At one shopping mall display, I was standing in the background thoroughly enjoying the justification for low-E, krypton-filled triple units with diamond grids when a woman asked, “How will I know if the gas has leaked out? The salesperson quickly replied, “I will put a sticker on your window that will change color if the gas escapes.”
No, I’m not making this up. However, this does bring up some interesting questions. How does the consumer know that your units are initially filled correctly? Why should they trust that they will remain filled? “Yeah, it’s in there” is no longer acceptable for the consumer.
Training is Essential
The same questions apply to your production associates. How do members of your insulating glass (IG) department know that your units are initially filled correctly, and why should they trust that the units will remain filled? “Yeah, it’s in there” is no longer acceptable for your company either.

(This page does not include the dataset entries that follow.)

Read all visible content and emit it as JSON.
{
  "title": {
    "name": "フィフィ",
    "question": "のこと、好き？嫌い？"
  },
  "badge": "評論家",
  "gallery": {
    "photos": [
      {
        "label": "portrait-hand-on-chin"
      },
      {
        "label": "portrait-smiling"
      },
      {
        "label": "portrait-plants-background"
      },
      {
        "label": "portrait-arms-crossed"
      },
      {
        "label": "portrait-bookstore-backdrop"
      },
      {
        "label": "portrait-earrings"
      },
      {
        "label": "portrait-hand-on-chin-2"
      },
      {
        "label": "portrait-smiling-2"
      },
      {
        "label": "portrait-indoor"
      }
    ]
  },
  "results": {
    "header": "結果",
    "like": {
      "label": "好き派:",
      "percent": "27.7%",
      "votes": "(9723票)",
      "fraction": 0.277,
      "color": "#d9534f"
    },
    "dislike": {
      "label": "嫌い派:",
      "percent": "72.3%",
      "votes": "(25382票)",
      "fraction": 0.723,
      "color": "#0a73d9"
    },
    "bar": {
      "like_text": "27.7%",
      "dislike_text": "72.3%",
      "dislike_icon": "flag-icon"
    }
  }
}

Production associates must understand the reason units are gas-filled. They need to understand the energy savings provided by argon and other gases. An introduction to U-values and the Energy Star® program would be a great start. Follow this introduction with a basic physics lesson. They need to understand the properties of the gas and why the use of inert gases can make windows more energy-efficient. They also need to know that the gas is colorless, odorless and non-flammable. They need to know that argon exists naturally in the air and that it is not harmful to them.
Associates who operate argon-filling equipment must be trained and tested on the operation and calibration of the filling and testing equipment. They require the proper tools to inspect and measure the fill levels of the finished units. Employees must also have a thorough understanding of IG unit construction and seal integrity requirements.
Management is responsible for the training and development of the production workers. It is up to the management team to determine and define the initial gas fill levels of their products. In addition, management should evaluate the company’s sales and marketing materials to ensure that the gas fill information is conveyed clearly to its customers. The company’s warranty regarding initial gas fill levels and gas retention should be reviewed to ensure that it clearly reflects the company’s policy.
What is the initial gas fill level of the units you are manufacturing? Do your manufacturing associates understand the required procedures for gas filling? Is your gas filling equipment tested and calibrated? Are your finished units tested internally and certified by a third party? Does your warranty policy address gas initial fill levels or gas retention?
There are a number of sources available to window manufacturers to assist with these questions. A good place to locate these resources is through the Insulating Glass Manufacturers Alliance (IGMA). Their website (www.igmaonline.org) provides links to IG equipment manufacturers, test laboratories and third-party certification organizations.
Please go easy on the next window salesperson you encounter, but let me know if you come across any of those stickers that change color if the gas escapes.
Mike Burk serves as training manager for GED Integrated Solutions in Twinsburg, Ohio.